The 50-year-old Loose Women panelist opened up to Hello! Magazine about the low moments and how counselling has been “amazing” for her and Nick.

Andrea said there was a moment after an argument with her husband that she contemplated taking her own life.

She said: “Nick didn’t know I had put it in, he didn’t even know it had happened.

“I hadn’t mentioned it at all. I think it was quite a shock for him. Our disagreement was tiny, I can’t even remember what it was about.”

When Andrea’s book, This Girl Is On Fire, was published, Nick said that he found it “really, really tough” to read what his wife was going through after their arguments.

He said that what made it harder was that they “barely even raise [their] voices.”

As Andrea struggled with a breakdown, she said that couples therapy helped save them.

She said: “Therapy was amazing for us. We weren’t going because we were in trouble, we were going because I was in trouble.”

Andrea said that therapy helped Nick understand how certain situations could trigger a flashback to past traumatic eexperiences.

Writing about her spiralling depression in an extract of her book This Girl Is On Fire, Andrea detailed: “At my lowest point, I was suicidal. This is the first time I’ve admitted that.

“Just days after I’d collapsed on my make-up artist Donna, I had an argument with my husband, Nick, and then went away on a work trip.

‘It was a trivial thing, the kind of spat all couples have, and he’d only been mildly annoyed with me.

“But I was in such a bad state of mind that it triggered overwhelming anxiety and other negative emotions.”

Andrea continued: “Alone in my hotel room, I wanted to end it all right then.

“I felt Nick couldn’t see my side of things at all — and if someone who loved me as much as he did failed to see it, what was the point?

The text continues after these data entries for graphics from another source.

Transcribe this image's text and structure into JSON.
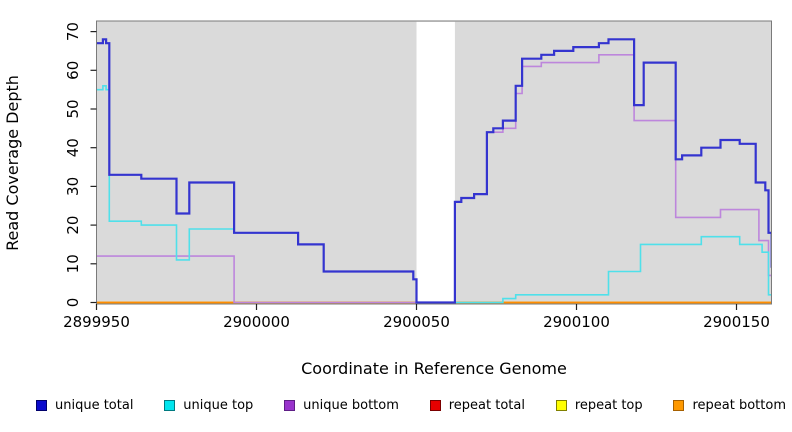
{
  "chart_data": {
    "type": "line",
    "subtype": "step",
    "title": "",
    "xlabel": "Coordinate in Reference Genome",
    "ylabel": "Read Coverage Depth",
    "xlim": [
      2899950,
      2900161
    ],
    "ylim": [
      0,
      73
    ],
    "x_ticks": [
      2899950,
      2900000,
      2900050,
      2900100,
      2900150
    ],
    "y_ticks": [
      0,
      10,
      20,
      30,
      40,
      50,
      60,
      70
    ],
    "grid": false,
    "plot_bg": "#DADADA",
    "gap_region": {
      "from": 2900050,
      "to": 2900062,
      "color": "#FFFFFF"
    },
    "legend_position": "bottom",
    "series": [
      {
        "name": "unique total",
        "line_color": "#3434CF",
        "line_width": 2.2,
        "legend_fill": "#0A0ACC",
        "legend_border": "#00006B",
        "steps": [
          [
            2899950,
            67
          ],
          [
            2899952,
            68
          ],
          [
            2899953,
            67
          ],
          [
            2899954,
            33
          ],
          [
            2899964,
            32
          ],
          [
            2899975,
            23
          ],
          [
            2899979,
            31
          ],
          [
            2899993,
            18
          ],
          [
            2900013,
            15
          ],
          [
            2900021,
            8
          ],
          [
            2900049,
            6
          ],
          [
            2900050,
            0
          ],
          [
            2900062,
            26
          ],
          [
            2900064,
            27
          ],
          [
            2900068,
            28
          ],
          [
            2900072,
            44
          ],
          [
            2900074,
            45
          ],
          [
            2900077,
            47
          ],
          [
            2900081,
            56
          ],
          [
            2900083,
            63
          ],
          [
            2900089,
            64
          ],
          [
            2900093,
            65
          ],
          [
            2900099,
            66
          ],
          [
            2900107,
            67
          ],
          [
            2900110,
            68
          ],
          [
            2900118,
            51
          ],
          [
            2900121,
            62
          ],
          [
            2900131,
            37
          ],
          [
            2900133,
            38
          ],
          [
            2900139,
            40
          ],
          [
            2900145,
            42
          ],
          [
            2900151,
            41
          ],
          [
            2900156,
            31
          ],
          [
            2900159,
            29
          ],
          [
            2900160,
            18
          ],
          [
            2900161,
            9
          ]
        ]
      },
      {
        "name": "unique top",
        "line_color": "#4FE0EA",
        "line_width": 1.6,
        "legend_fill": "#00E5EE",
        "legend_border": "#007A80",
        "steps": [
          [
            2899950,
            55
          ],
          [
            2899952,
            56
          ],
          [
            2899953,
            55
          ],
          [
            2899954,
            21
          ],
          [
            2899964,
            20
          ],
          [
            2899975,
            11
          ],
          [
            2899979,
            19
          ],
          [
            2899993,
            18
          ],
          [
            2900013,
            15
          ],
          [
            2900021,
            8
          ],
          [
            2900049,
            6
          ],
          [
            2900050,
            0
          ],
          [
            2900077,
            1
          ],
          [
            2900081,
            2
          ],
          [
            2900110,
            8
          ],
          [
            2900120,
            15
          ],
          [
            2900139,
            17
          ],
          [
            2900151,
            15
          ],
          [
            2900158,
            13
          ],
          [
            2900160,
            2
          ]
        ]
      },
      {
        "name": "unique bottom",
        "line_color": "#BD86DC",
        "line_width": 1.6,
        "legend_fill": "#9933CC",
        "legend_border": "#5E1E86",
        "steps": [
          [
            2899950,
            12
          ],
          [
            2899993,
            0
          ],
          [
            2900062,
            26
          ],
          [
            2900064,
            27
          ],
          [
            2900068,
            28
          ],
          [
            2900072,
            44
          ],
          [
            2900077,
            45
          ],
          [
            2900081,
            54
          ],
          [
            2900083,
            61
          ],
          [
            2900089,
            62
          ],
          [
            2900107,
            64
          ],
          [
            2900118,
            47
          ],
          [
            2900131,
            22
          ],
          [
            2900145,
            24
          ],
          [
            2900157,
            16
          ],
          [
            2900160,
            7
          ]
        ]
      },
      {
        "name": "repeat total",
        "line_color": "#DC4A4A",
        "line_width": 1.5,
        "legend_fill": "#E60000",
        "legend_border": "#7A0000",
        "steps": [
          [
            2899950,
            0
          ]
        ]
      },
      {
        "name": "repeat top",
        "line_color": "#F0F000",
        "line_width": 1.5,
        "legend_fill": "#FFFF00",
        "legend_border": "#808000",
        "steps": [
          [
            2899950,
            0
          ]
        ]
      },
      {
        "name": "repeat bottom",
        "line_color": "#FF8C00",
        "line_width": 1.8,
        "legend_fill": "#FF9900",
        "legend_border": "#A66000",
        "steps": [
          [
            2899950,
            0
          ]
        ]
      }
    ],
    "draw_order": [
      3,
      4,
      5,
      2,
      1,
      0
    ]
  }
}
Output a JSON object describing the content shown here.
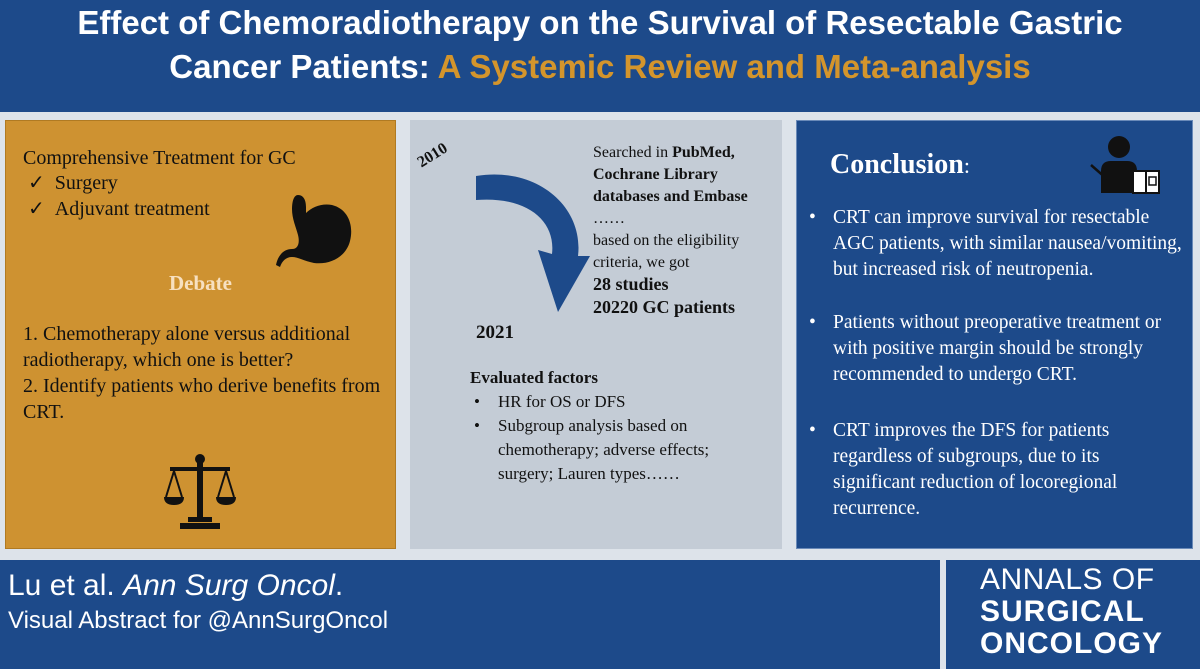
{
  "header": {
    "line1": "Effect of Chemoradiotherapy on the Survival of Resectable Gastric",
    "line2_white": "Cancer Patients: ",
    "line2_accent": "A Systemic Review and Meta-analysis"
  },
  "left_panel": {
    "heading": "Comprehensive Treatment for GC",
    "items": [
      "Surgery",
      "Adjuvant treatment"
    ],
    "check_mark": "✓",
    "debate_title": "Debate",
    "questions": [
      "1. Chemotherapy alone versus additional radiotherapy,  which one is better?",
      "2. Identify patients who derive benefits from CRT."
    ],
    "icons": [
      "stomach-icon",
      "scales-icon"
    ]
  },
  "middle_panel": {
    "year_start": "2010",
    "year_end": "2021",
    "searched_prefix": "Searched in ",
    "searched_bold": "PubMed, Cochrane Library databases and Embase",
    "ellipsis": "……",
    "eligibility": "based on the eligibility criteria, we got",
    "studies": "28 studies",
    "patients": "20220 GC patients",
    "factors_title": "Evaluated factors",
    "factors": [
      "HR for OS or DFS",
      "Subgroup analysis based on chemotherapy; adverse effects; surgery; Lauren types……"
    ],
    "icons": [
      "curved-arrow-icon"
    ]
  },
  "right_panel": {
    "title": "Conclusion",
    "title_suffix": ":",
    "bullet": "•",
    "points": [
      "CRT can improve survival for resectable AGC patients, with similar nausea/vomiting, but increased risk of neutropenia.",
      "Patients without preoperative treatment or with positive margin should be strongly recommended to undergo CRT.",
      "CRT improves the DFS for patients regardless of subgroups, due to its significant reduction of locoregional recurrence."
    ],
    "icons": [
      "presenter-icon"
    ]
  },
  "footer": {
    "citation_authors": "Lu et al. ",
    "citation_journal": "Ann Surg Oncol",
    "citation_period": ".",
    "subtitle": "Visual Abstract for @AnnSurgOncol",
    "logo_line1": "ANNALS OF",
    "logo_line2": "SURGICAL",
    "logo_line3": "ONCOLOGY"
  },
  "colors": {
    "navy": "#1d4a8a",
    "gold": "#ce9231",
    "accent_orange": "#d4952c",
    "slate": "#c4ccd6"
  }
}
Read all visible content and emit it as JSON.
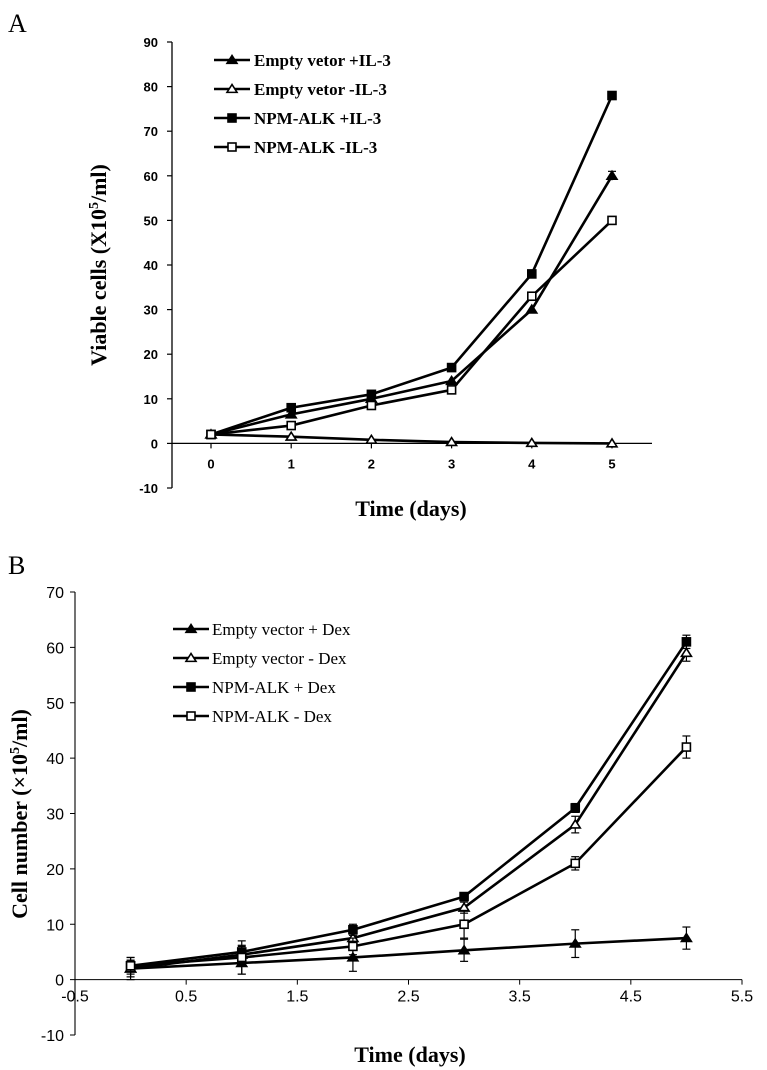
{
  "chart_data": [
    {
      "panel": "A",
      "type": "line",
      "xlabel": "Time (days)",
      "ylabel_main": "Viable cells (X10",
      "ylabel_sup": "5",
      "ylabel_tail": "/ml)",
      "categories": [
        "0",
        "1",
        "2",
        "3",
        "4",
        "5"
      ],
      "ylim": [
        -10,
        90
      ],
      "yticks": [
        -10,
        0,
        10,
        20,
        30,
        40,
        50,
        60,
        70,
        80,
        90
      ],
      "series": [
        {
          "name": "Empty vetor +IL-3",
          "marker": "triangle-filled",
          "values": [
            2,
            6.5,
            10,
            14,
            30,
            60
          ],
          "err": [
            0,
            0,
            0,
            0,
            0,
            1
          ]
        },
        {
          "name": "Empty vetor -IL-3",
          "marker": "triangle-open",
          "values": [
            2,
            1.5,
            0.8,
            0.3,
            0.1,
            0
          ],
          "err": [
            0,
            0,
            0,
            0,
            0,
            0
          ]
        },
        {
          "name": "NPM-ALK +IL-3",
          "marker": "square-filled",
          "values": [
            2,
            8,
            11,
            17,
            38,
            78
          ],
          "err": [
            0,
            0,
            0,
            0,
            0,
            0
          ]
        },
        {
          "name": "NPM-ALK -IL-3",
          "marker": "square-open",
          "values": [
            2,
            4,
            8.5,
            12,
            33,
            50
          ],
          "err": [
            0,
            0,
            0,
            0,
            0,
            0
          ]
        }
      ]
    },
    {
      "panel": "B",
      "type": "line",
      "xlabel": "Time (days)",
      "ylabel_main": "Cell number  (×10",
      "ylabel_sup": "5",
      "ylabel_tail": "/ml)",
      "x": [
        0,
        1,
        2,
        3,
        4,
        5
      ],
      "xlim": [
        -0.5,
        5.5
      ],
      "xticks": [
        "-0.5",
        "0.5",
        "1.5",
        "2.5",
        "3.5",
        "4.5",
        "5.5"
      ],
      "ylim": [
        -10,
        70
      ],
      "yticks": [
        -10,
        0,
        10,
        20,
        30,
        40,
        50,
        60,
        70
      ],
      "series": [
        {
          "name": "Empty vector + Dex",
          "marker": "triangle-filled",
          "values": [
            2,
            3,
            4,
            5.3,
            6.5,
            7.5
          ],
          "err": [
            2,
            2,
            2.5,
            2,
            2.5,
            2
          ]
        },
        {
          "name": "Empty vector - Dex",
          "marker": "triangle-open",
          "values": [
            2,
            4.5,
            7.5,
            13,
            28,
            59
          ],
          "err": [
            1.5,
            1.5,
            1,
            1,
            1.5,
            1.5
          ]
        },
        {
          "name": "NPM-ALK + Dex",
          "marker": "square-filled",
          "values": [
            2.5,
            5,
            9,
            15,
            31,
            61
          ],
          "err": [
            1,
            1.2,
            1,
            0.5,
            0.8,
            1.2
          ]
        },
        {
          "name": "NPM-ALK - Dex",
          "marker": "square-open",
          "values": [
            2.5,
            4,
            6,
            10,
            21,
            42
          ],
          "err": [
            1.5,
            3,
            1.5,
            2.5,
            1.2,
            2
          ]
        }
      ]
    }
  ]
}
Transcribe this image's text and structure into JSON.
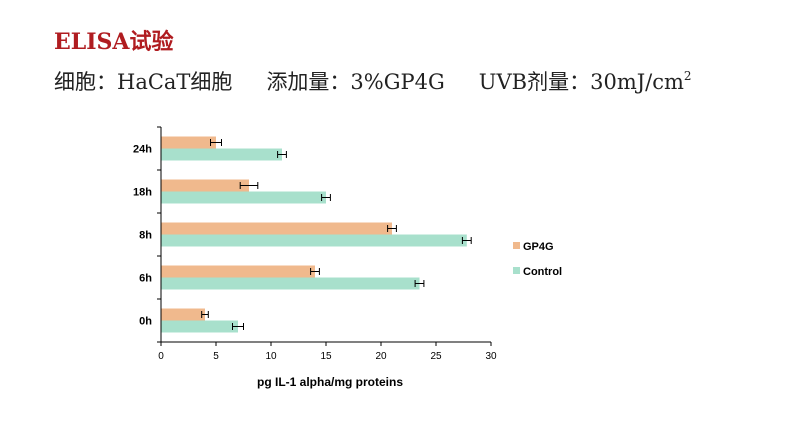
{
  "slide": {
    "title": "ELISA试验",
    "cell_label": "细胞：HaCaT细胞",
    "additive_label": "添加量：3%GP4G",
    "uvb_label": "UVB剂量：30mJ/cm",
    "uvb_superscript": "2"
  },
  "colors": {
    "title": "#b01c20",
    "gp4g": "#f0b98d",
    "control": "#a8e0cc",
    "error_bar": "#000000",
    "axis": "#000000"
  },
  "chart_data": {
    "type": "bar",
    "orientation": "horizontal",
    "categories": [
      "0h",
      "6h",
      "8h",
      "18h",
      "24h"
    ],
    "series": [
      {
        "name": "GP4G",
        "values": [
          4.0,
          14.0,
          21.0,
          8.0,
          5.0
        ],
        "errors": [
          0.3,
          0.4,
          0.4,
          0.8,
          0.5
        ]
      },
      {
        "name": "Control",
        "values": [
          7.0,
          23.5,
          27.8,
          15.0,
          11.0
        ],
        "errors": [
          0.5,
          0.4,
          0.4,
          0.4,
          0.4
        ]
      }
    ],
    "xlabel": "pg IL-1 alpha/mg proteins",
    "ylabel": "",
    "xlim": [
      0,
      30
    ],
    "xticks": [
      0,
      5,
      10,
      15,
      20,
      25,
      30
    ],
    "grid": false,
    "legend_position": "right"
  }
}
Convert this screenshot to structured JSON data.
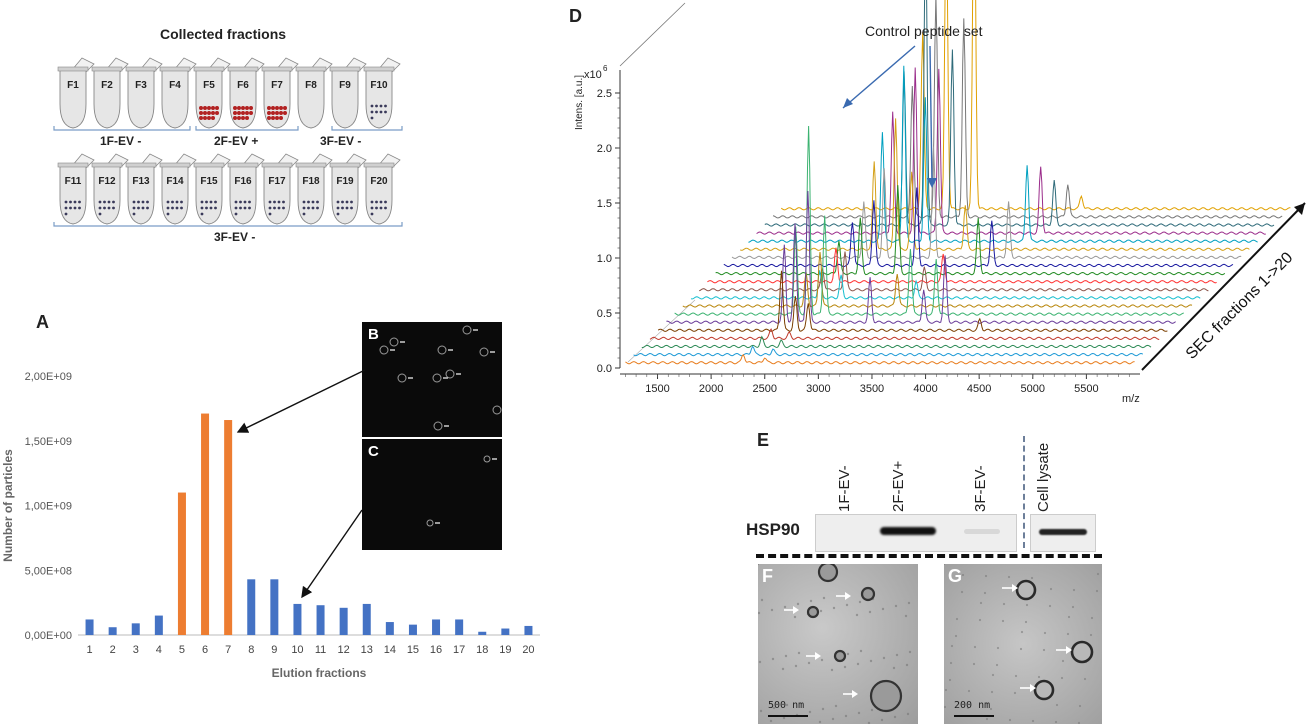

“And yet I couldn’t do it. I didn’t want to hurt my family — Nick, 47, my beloved third husband, and my two wonderful teenagers; 18-year-old Finlay from my first marriage and 13-year-old Amy from my second.

“I thought they would be ashamed that I’d been so weak. I lay on the floor of my room and sobbed.”

Andrea goes on to say that she would go to work with a brave face the next day.

She added: “Then the next day I got up, went to work, put on a smile and knocked it out of the park at a meeting. No one would ever have known.

“How could I have done that? How can anyone go from lying on the floor feeling suicidal to going into work the next day?

“Ask anyone who has been in this situation and I’m sure they will say the same thing: shame keeps you smiling.”